Mainly I just can't believe the Dodgers couldn't get more cash out of this than they did. Or if Bud was putting pressure on not to set some sort of precedent by tossing in $50 M or something (not sure that's a precedent), keep one of DeLaRosa or Webster or ship another crappy contract along or get back a young reliever, something.
So in the end, the most rational explanation may just be that Colletti ain't the brightest bulb. And was Kasten still with the Nats when they offered Werth that contract? I forget, did they make that offer to Werth only after losing out on Crawford? Maybe Kasten does think Crawford is that good.
Even if they do... So what? They'll cost nearly $60 million combined. Obviously any time you can get 11 WAR out of three players it's a good thing due to scarcity, but that's basically FA market rate for 11 WAR. If the Red Sox can replace 9 of that WAR at market rates and still have 3 solid prospects and a minimum salary UIF out of the deal they still come out ahead.
Actually I think it was the converse of this situation. The Red Sox missed out on Werth, so they decided to overpay Crawford.
I think for very fast players, the general pattern has been early peak, and very slow, steady decline.

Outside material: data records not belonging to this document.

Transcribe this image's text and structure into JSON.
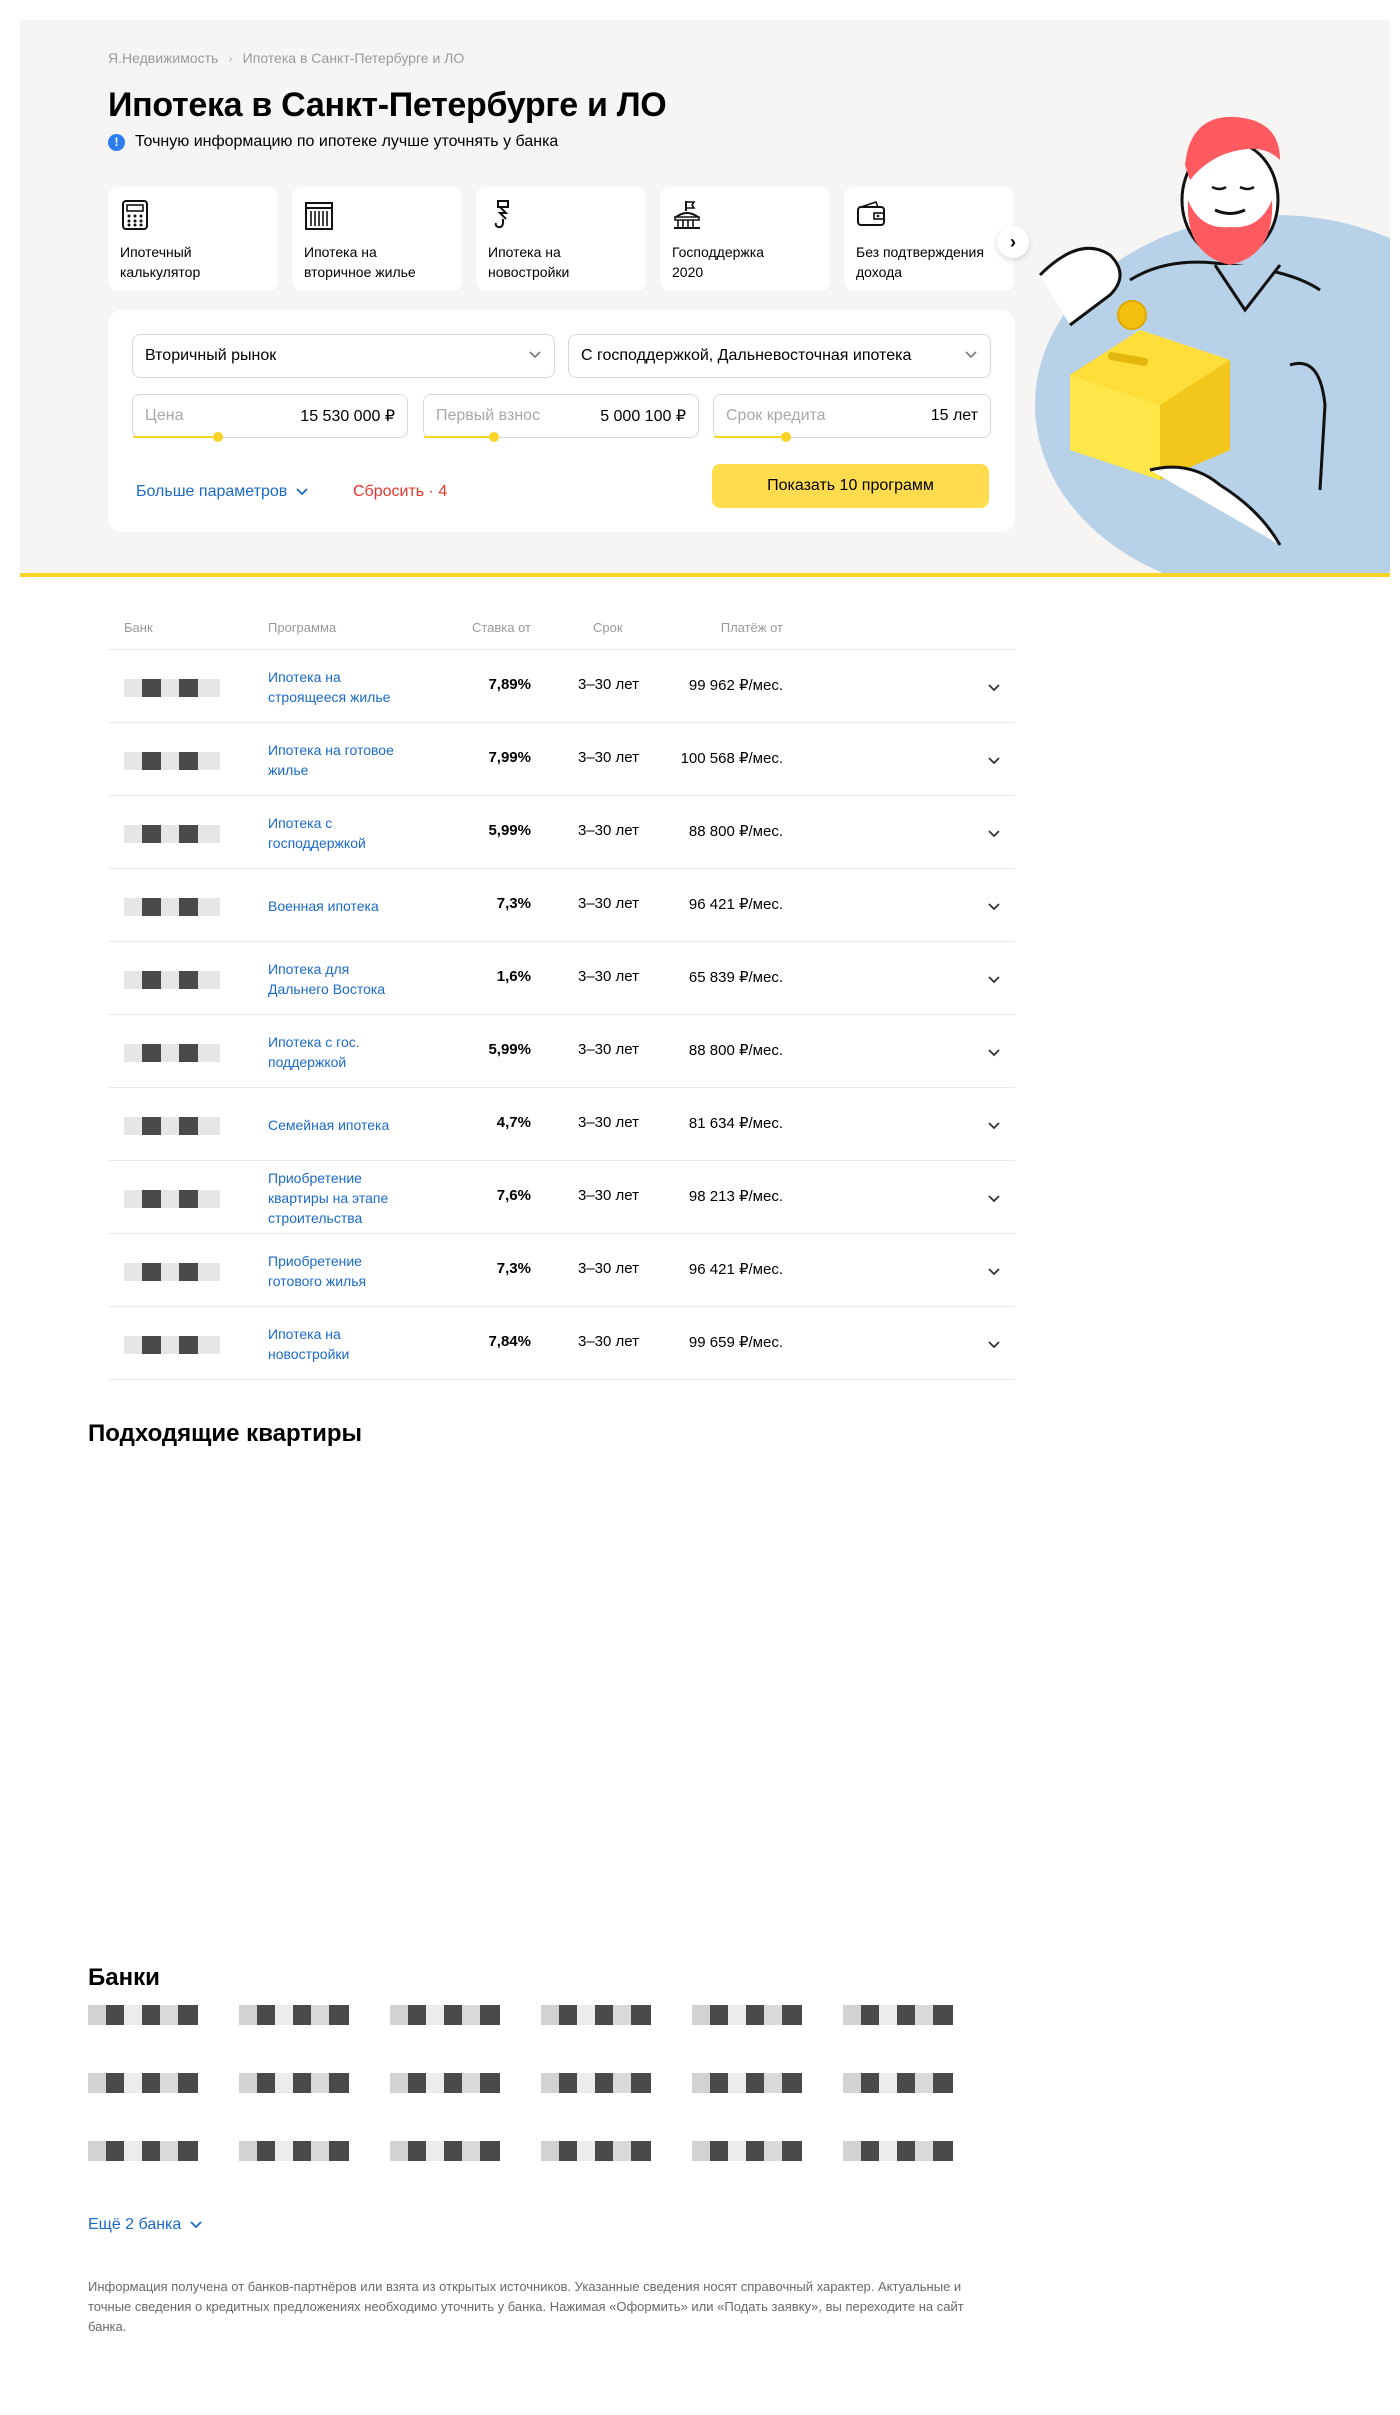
{
  "breadcrumb": [
    "Я.Недвижимость",
    "Ипотека в Санкт-Петербурге и ЛО"
  ],
  "breadcrumb_sep": "›",
  "page_title": "Ипотека в Санкт-Петербурге и ЛО",
  "notice": "Точную информацию по ипотеке лучше уточнять у банка",
  "cards": [
    {
      "label": "Ипотечный\nкалькулятор",
      "icon": "calculator-icon"
    },
    {
      "label": "Ипотека на\nвторичное жилье",
      "icon": "building-icon"
    },
    {
      "label": "Ипотека на\nновостройки",
      "icon": "crane-hook-icon"
    },
    {
      "label": "Господдержка\n2020",
      "icon": "government-icon"
    },
    {
      "label": "Без подтверждения\nдохода",
      "icon": "wallet-icon"
    }
  ],
  "filters": {
    "market": "Вторичный рынок",
    "programs": "С господдержкой, Дальневосточная ипотека",
    "price_label": "Цена",
    "price_value": "15 530 000 ₽",
    "down_label": "Первый взнос",
    "down_value": "5 000 100 ₽",
    "term_label": "Срок кредита",
    "term_value": "15 лет",
    "more_params": "Больше параметров",
    "reset": "Сбросить · 4",
    "show_button": "Показать 10 программ"
  },
  "table": {
    "headers": {
      "bank": "Банк",
      "program": "Программа",
      "rate": "Ставка от",
      "term": "Срок",
      "payment": "Платёж от"
    },
    "rows": [
      {
        "program": "Ипотека на\nстроящееся жилье",
        "rate": "7,89%",
        "term": "3–30 лет",
        "payment": "99 962 ₽/мес."
      },
      {
        "program": "Ипотека на готовое\nжилье",
        "rate": "7,99%",
        "term": "3–30 лет",
        "payment": "100 568 ₽/мес."
      },
      {
        "program": "Ипотека с\nгосподдержкой",
        "rate": "5,99%",
        "term": "3–30 лет",
        "payment": "88 800 ₽/мес."
      },
      {
        "program": "Военная ипотека",
        "rate": "7,3%",
        "term": "3–30 лет",
        "payment": "96 421 ₽/мес."
      },
      {
        "program": "Ипотека для\nДальнего Востока",
        "rate": "1,6%",
        "term": "3–30 лет",
        "payment": "65 839 ₽/мес."
      },
      {
        "program": "Ипотека с гос.\nподдержкой",
        "rate": "5,99%",
        "term": "3–30 лет",
        "payment": "88 800 ₽/мес."
      },
      {
        "program": "Семейная ипотека",
        "rate": "4,7%",
        "term": "3–30 лет",
        "payment": "81 634 ₽/мес."
      },
      {
        "program": "Приобретение\nквартиры на этапе\nстроительства",
        "rate": "7,6%",
        "term": "3–30 лет",
        "payment": "98 213 ₽/мес."
      },
      {
        "program": "Приобретение\nготового жилья",
        "rate": "7,3%",
        "term": "3–30 лет",
        "payment": "96 421 ₽/мес."
      },
      {
        "program": "Ипотека на\nновостройки",
        "rate": "7,84%",
        "term": "3–30 лет",
        "payment": "99 659 ₽/мес."
      }
    ]
  },
  "apartments_title": "Подходящие квартиры",
  "banks_title": "Банки",
  "banks_count": 18,
  "more_banks": "Ещё 2 банка",
  "disclaimer": "Информация получена от банков-партнёров или взята из открытых источников. Указанные сведения носят справочный характер. Актуальные и точные сведения о кредитных предложениях необходимо уточнить у банка. Нажимая «Оформить» или «Подать заявку», вы переходите на сайт банка.",
  "colors": {
    "accent_yellow": "#ffdc4d",
    "link_blue": "#1b6ac9",
    "reset_red": "#e8352c",
    "hero_bg": "#f6f5f3",
    "info_blue": "#2d7cf0"
  }
}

Raines, Lofton, Henderson all follow this pattern. Johnny Damon, too, to a lesser extent. I see Crawford as basically Lofton without the throwing arm, but with a bit more power. Lofton was never a great player after age 32, but hung around as a legitimate major leaguer until age 40, and was a 2.3 WAR player who could handle centerfield even then, and it was surprising that no one picked up him for another season. It wouldn't surprise me at all if Crawford turned out similarly - that he never has another all-star caliber season, but that he's also able to stay on a roster and contribute well past age 35.

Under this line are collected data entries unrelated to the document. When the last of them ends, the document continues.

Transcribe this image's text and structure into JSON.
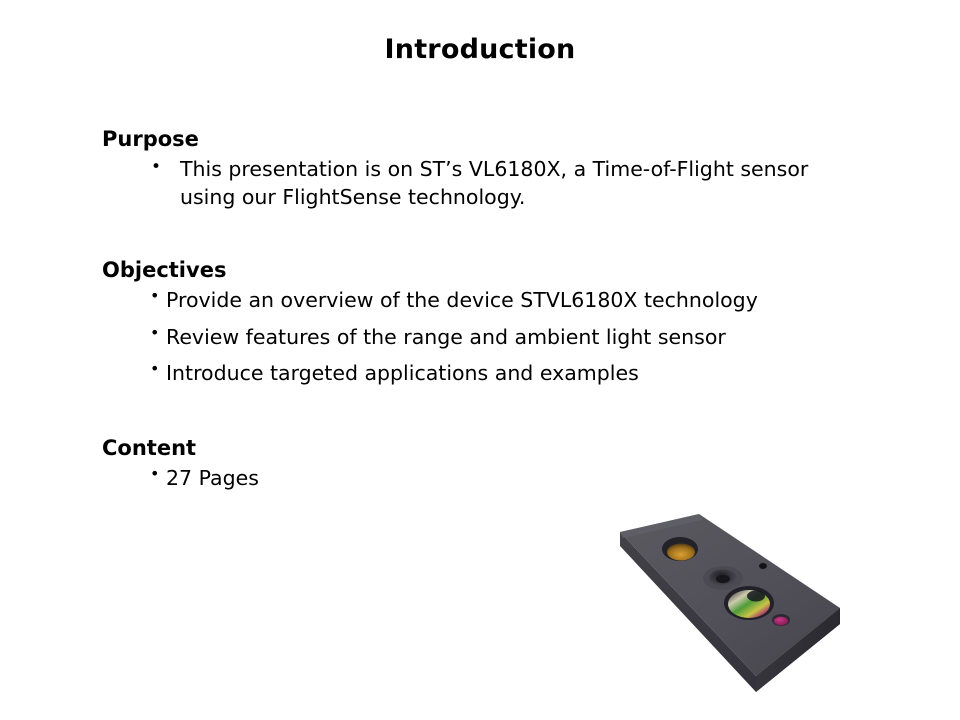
{
  "slide": {
    "title": "Introduction",
    "sections": [
      {
        "heading": "Purpose",
        "bullets": [
          "This presentation is on ST’s VL6180X, a Time-of-Flight sensor using our FlightSense technology."
        ]
      },
      {
        "heading": "Objectives",
        "bullets": [
          "Provide an overview of the device STVL6180X technology",
          "Review features of the range and ambient light sensor",
          "Introduce targeted applications and examples"
        ]
      },
      {
        "heading": "Content",
        "bullets": [
          "27 Pages"
        ]
      }
    ]
  },
  "figure": {
    "name": "vl6180x-sensor-module-photo",
    "description": "Dark gray rectangular proximity sensor module shown at an angle",
    "colors": {
      "body_top": "#55545a",
      "body_top_dark": "#4a4950",
      "body_side_front": "#3c3b41",
      "body_side_right": "#2e2d33",
      "aperture_gold": "#c08a24",
      "aperture_ring": "#4e4d54",
      "aperture_pinhole": "#141418",
      "lens_green": "#4f9b3a",
      "lens_magenta": "#a8246e",
      "lens_yellow": "#c8c447",
      "dot_magenta": "#a01e63"
    }
  }
}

And if there's one thing the Red Sox have shown the ability to do it's get WAR at market rate. What could go wrong?
The Dodgers traded a couple of good-ish pitching prospects for Adrian Gonzalez and Josh Beckett. They won. Crawford was just the cost of doing business. It's just money folks, and we've got plenty of it out here.

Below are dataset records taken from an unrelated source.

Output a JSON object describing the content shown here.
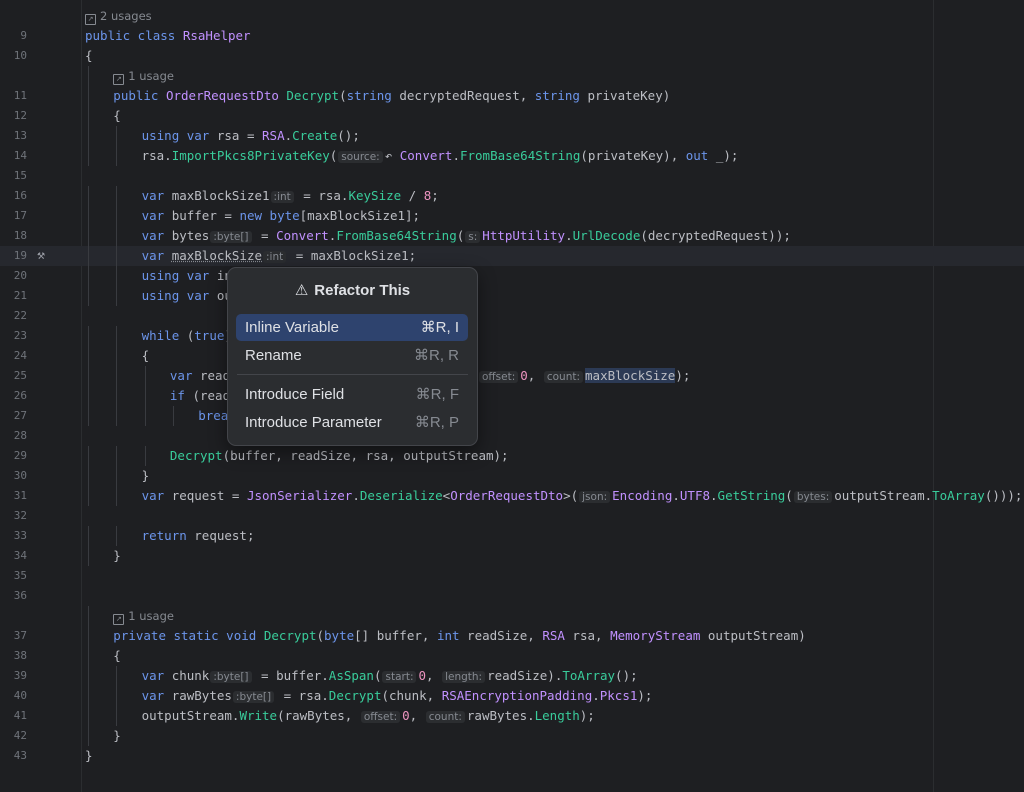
{
  "editor": {
    "lines": [
      {
        "ln": "",
        "tokens": [
          [
            "usage",
            "2 usages"
          ]
        ]
      },
      {
        "ln": "9",
        "tokens": [
          [
            "kw",
            "public class "
          ],
          [
            "ty",
            "RsaHelper"
          ]
        ]
      },
      {
        "ln": "10",
        "tokens": [
          [
            "sy",
            "{"
          ]
        ]
      },
      {
        "ln": "",
        "indent": 1,
        "tokens": [
          [
            "usage",
            "1 usage"
          ]
        ]
      },
      {
        "ln": "11",
        "indent": 1,
        "tokens": [
          [
            "kw",
            "public "
          ],
          [
            "ty",
            "OrderRequestDto "
          ],
          [
            "fn",
            "Decrypt"
          ],
          [
            "sy",
            "("
          ],
          [
            "kw",
            "string "
          ],
          [
            "sy",
            "decryptedRequest, "
          ],
          [
            "kw",
            "string "
          ],
          [
            "sy",
            "privateKey)"
          ]
        ]
      },
      {
        "ln": "12",
        "indent": 1,
        "tokens": [
          [
            "sy",
            "{"
          ]
        ]
      },
      {
        "ln": "13",
        "indent": 2,
        "tokens": [
          [
            "kw",
            "using var "
          ],
          [
            "sy",
            "rsa = "
          ],
          [
            "ty",
            "RSA"
          ],
          [
            "sy",
            "."
          ],
          [
            "fn",
            "Create"
          ],
          [
            "sy",
            "();"
          ]
        ]
      },
      {
        "ln": "14",
        "indent": 2,
        "tokens": [
          [
            "sy",
            "rsa."
          ],
          [
            "fn",
            "ImportPkcs8PrivateKey"
          ],
          [
            "sy",
            "("
          ],
          [
            "hint",
            "source:"
          ],
          [
            "sy",
            "↶ "
          ],
          [
            "ty",
            "Convert"
          ],
          [
            "sy",
            "."
          ],
          [
            "fn",
            "FromBase64String"
          ],
          [
            "sy",
            "(privateKey), "
          ],
          [
            "kw",
            "out "
          ],
          [
            "sy",
            "_);"
          ]
        ]
      },
      {
        "ln": "15",
        "tokens": []
      },
      {
        "ln": "16",
        "indent": 2,
        "tokens": [
          [
            "kw",
            "var "
          ],
          [
            "sy",
            "maxBlockSize1"
          ],
          [
            "hint",
            ":int"
          ],
          [
            "sy",
            " = rsa."
          ],
          [
            "fn",
            "KeySize"
          ],
          [
            "sy",
            " / "
          ],
          [
            "num",
            "8"
          ],
          [
            "sy",
            ";"
          ]
        ]
      },
      {
        "ln": "17",
        "indent": 2,
        "tokens": [
          [
            "kw",
            "var "
          ],
          [
            "sy",
            "buffer = "
          ],
          [
            "kw",
            "new byte"
          ],
          [
            "sy",
            "[maxBlockSize1];"
          ]
        ]
      },
      {
        "ln": "18",
        "indent": 2,
        "tokens": [
          [
            "kw",
            "var "
          ],
          [
            "sy",
            "bytes"
          ],
          [
            "hint",
            ":byte[]"
          ],
          [
            "sy",
            " = "
          ],
          [
            "ty",
            "Convert"
          ],
          [
            "sy",
            "."
          ],
          [
            "fn",
            "FromBase64String"
          ],
          [
            "sy",
            "("
          ],
          [
            "hint",
            "s:"
          ],
          [
            "ty",
            "HttpUtility"
          ],
          [
            "sy",
            "."
          ],
          [
            "fn",
            "UrlDecode"
          ],
          [
            "sy",
            "(decryptedRequest));"
          ]
        ]
      },
      {
        "ln": "19",
        "indent": 2,
        "gutterIcon": true,
        "caret": true,
        "tokens": [
          [
            "kw",
            "var "
          ],
          [
            "underline",
            "maxBlockSize"
          ],
          [
            "hint",
            ":int"
          ],
          [
            "sy",
            " = maxBlockSize1;"
          ]
        ]
      },
      {
        "ln": "20",
        "indent": 2,
        "tokens": [
          [
            "kw",
            "using var "
          ],
          [
            "sy",
            "in"
          ]
        ]
      },
      {
        "ln": "21",
        "indent": 2,
        "tokens": [
          [
            "kw",
            "using var "
          ],
          [
            "sy",
            "ou"
          ]
        ]
      },
      {
        "ln": "22",
        "tokens": []
      },
      {
        "ln": "23",
        "indent": 2,
        "tokens": [
          [
            "kw",
            "while "
          ],
          [
            "sy",
            "("
          ],
          [
            "kw",
            "true"
          ],
          [
            "sy",
            ")"
          ]
        ]
      },
      {
        "ln": "24",
        "indent": 2,
        "tokens": [
          [
            "sy",
            "{"
          ]
        ]
      },
      {
        "ln": "25",
        "indent": 3,
        "tokens": [
          [
            "kw",
            "var "
          ],
          [
            "sy",
            "read"
          ]
        ]
      },
      {
        "ln": "26",
        "indent": 3,
        "tokens": [
          [
            "kw",
            "if "
          ],
          [
            "sy",
            "(read"
          ]
        ]
      },
      {
        "ln": "27",
        "indent": 4,
        "tokens": [
          [
            "kw",
            "brea"
          ]
        ]
      },
      {
        "ln": "28",
        "tokens": []
      },
      {
        "ln": "29",
        "indent": 3,
        "tokens": [
          [
            "fn",
            "Decrypt"
          ],
          [
            "sy",
            "(buffer, readSize, rsa, outputStream);"
          ]
        ]
      },
      {
        "ln": "30",
        "indent": 2,
        "tokens": [
          [
            "sy",
            "}"
          ]
        ]
      },
      {
        "ln": "31",
        "indent": 2,
        "tokens": [
          [
            "kw",
            "var "
          ],
          [
            "sy",
            "request = "
          ],
          [
            "ty",
            "JsonSerializer"
          ],
          [
            "sy",
            "."
          ],
          [
            "fn",
            "Deserialize"
          ],
          [
            "sy",
            "<"
          ],
          [
            "ty",
            "OrderRequestDto"
          ],
          [
            "sy",
            ">("
          ],
          [
            "hint",
            "json:"
          ],
          [
            "ty",
            "Encoding"
          ],
          [
            "sy",
            "."
          ],
          [
            "ty",
            "UTF8"
          ],
          [
            "sy",
            "."
          ],
          [
            "fn",
            "GetString"
          ],
          [
            "sy",
            "("
          ],
          [
            "hint",
            "bytes:"
          ],
          [
            "sy",
            "outputStream."
          ],
          [
            "fn",
            "ToArray"
          ],
          [
            "sy",
            "()));"
          ]
        ]
      },
      {
        "ln": "32",
        "tokens": []
      },
      {
        "ln": "33",
        "indent": 2,
        "tokens": [
          [
            "kw",
            "return "
          ],
          [
            "sy",
            "request;"
          ]
        ]
      },
      {
        "ln": "34",
        "indent": 1,
        "tokens": [
          [
            "sy",
            "}"
          ]
        ]
      },
      {
        "ln": "35",
        "tokens": []
      },
      {
        "ln": "36",
        "tokens": []
      },
      {
        "ln": "",
        "indent": 1,
        "tokens": [
          [
            "usage",
            "1 usage"
          ]
        ]
      },
      {
        "ln": "37",
        "indent": 1,
        "tokens": [
          [
            "kw",
            "private static void "
          ],
          [
            "fn",
            "Decrypt"
          ],
          [
            "sy",
            "("
          ],
          [
            "kw",
            "byte"
          ],
          [
            "sy",
            "[] buffer, "
          ],
          [
            "kw",
            "int "
          ],
          [
            "sy",
            "readSize, "
          ],
          [
            "ty",
            "RSA "
          ],
          [
            "sy",
            "rsa, "
          ],
          [
            "ty",
            "MemoryStream "
          ],
          [
            "sy",
            "outputStream)"
          ]
        ]
      },
      {
        "ln": "38",
        "indent": 1,
        "tokens": [
          [
            "sy",
            "{"
          ]
        ]
      },
      {
        "ln": "39",
        "indent": 2,
        "tokens": [
          [
            "kw",
            "var "
          ],
          [
            "sy",
            "chunk"
          ],
          [
            "hint",
            ":byte[]"
          ],
          [
            "sy",
            " = buffer."
          ],
          [
            "fn",
            "AsSpan"
          ],
          [
            "sy",
            "("
          ],
          [
            "hint",
            "start:"
          ],
          [
            "num",
            "0"
          ],
          [
            "sy",
            ", "
          ],
          [
            "hint",
            "length:"
          ],
          [
            "sy",
            "readSize)."
          ],
          [
            "fn",
            "ToArray"
          ],
          [
            "sy",
            "();"
          ]
        ]
      },
      {
        "ln": "40",
        "indent": 2,
        "tokens": [
          [
            "kw",
            "var "
          ],
          [
            "sy",
            "rawBytes"
          ],
          [
            "hint",
            ":byte[]"
          ],
          [
            "sy",
            " = rsa."
          ],
          [
            "fn",
            "Decrypt"
          ],
          [
            "sy",
            "(chunk, "
          ],
          [
            "ty",
            "RSAEncryptionPadding"
          ],
          [
            "sy",
            "."
          ],
          [
            "ty",
            "Pkcs1"
          ],
          [
            "sy",
            ");"
          ]
        ]
      },
      {
        "ln": "41",
        "indent": 2,
        "tokens": [
          [
            "sy",
            "outputStream."
          ],
          [
            "fn",
            "Write"
          ],
          [
            "sy",
            "(rawBytes, "
          ],
          [
            "hint",
            "offset:"
          ],
          [
            "num",
            "0"
          ],
          [
            "sy",
            ", "
          ],
          [
            "hint",
            "count:"
          ],
          [
            "sy",
            "rawBytes."
          ],
          [
            "fn",
            "Length"
          ],
          [
            "sy",
            ");"
          ]
        ]
      },
      {
        "ln": "42",
        "indent": 1,
        "tokens": [
          [
            "sy",
            "}"
          ]
        ]
      },
      {
        "ln": "43",
        "tokens": [
          [
            "sy",
            "}"
          ]
        ]
      }
    ],
    "line25_tail": {
      "offset_hint": "offset:",
      "offset_val": "0",
      "sep": ", ",
      "count_hint": "count:",
      "count_val": "maxBlockSize",
      "end": ");"
    }
  },
  "popup": {
    "title": "Refactor This",
    "items": [
      {
        "label": "Inline Variable",
        "shortcut": "⌘R, I"
      },
      {
        "label": "Rename",
        "shortcut": "⌘R, R"
      },
      {
        "label": "Introduce Field",
        "shortcut": "⌘R, F"
      },
      {
        "label": "Introduce Parameter",
        "shortcut": "⌘R, P"
      }
    ]
  }
}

+1. About as succinct as description of what happened as you can get.
-- MWE
(a) Gonzalez's trajectory looks like a pretty typical aging curve - peak around 28 and a slow decline from there. I view him a lot like Mark Teixeira - he'll fall short of the MVP-like expectations people had at the start of the contract, but he'll provide decent value for the buck for the next several years. He's a very solid pickup for a team that has been depending on James Loney at 1B for years.
(b) Fair point, and more importantly, Beckett doesn't require a long-term commitment. Of course, if they hadn't made the deal, they already had 5 starters under contract for 2013 (Kershaw, Billingsley, Lilly, Capuano, Harang). I'm not sure Beckett's all that much of an upgrade on the last two, and even if he is, they'd probably have had Rubby de la Rosa returning to take over one of the two slots at some point next year.
(c) Would you prefer Michael Bourn or Crawford at 5/$90M? If Crawford's elbow isn't a problem going forward, I'm not sure which way I'd go on that. Bourn's a safer bet for steady performance but Crawford has way more upside. Given the Dodgers' resources, I'd probably go with the upside play.
I guess my big issue with the deal, surprisingly, isn't the money itself. The Dodgers have boatloads of it, by all appearances. The bigger issue is giving up de la Rosa and Webster in a deal where they were giving a team a quarter-billion dollars of salary relief. One of the two, maybe, but I can't imagine the Sox would have walked away from this if the Dodgers said either/or on those guys. If that's the quibble on it, though - keeping in mind TINSTAAPP - the deal accomplishes what both teams set out to do.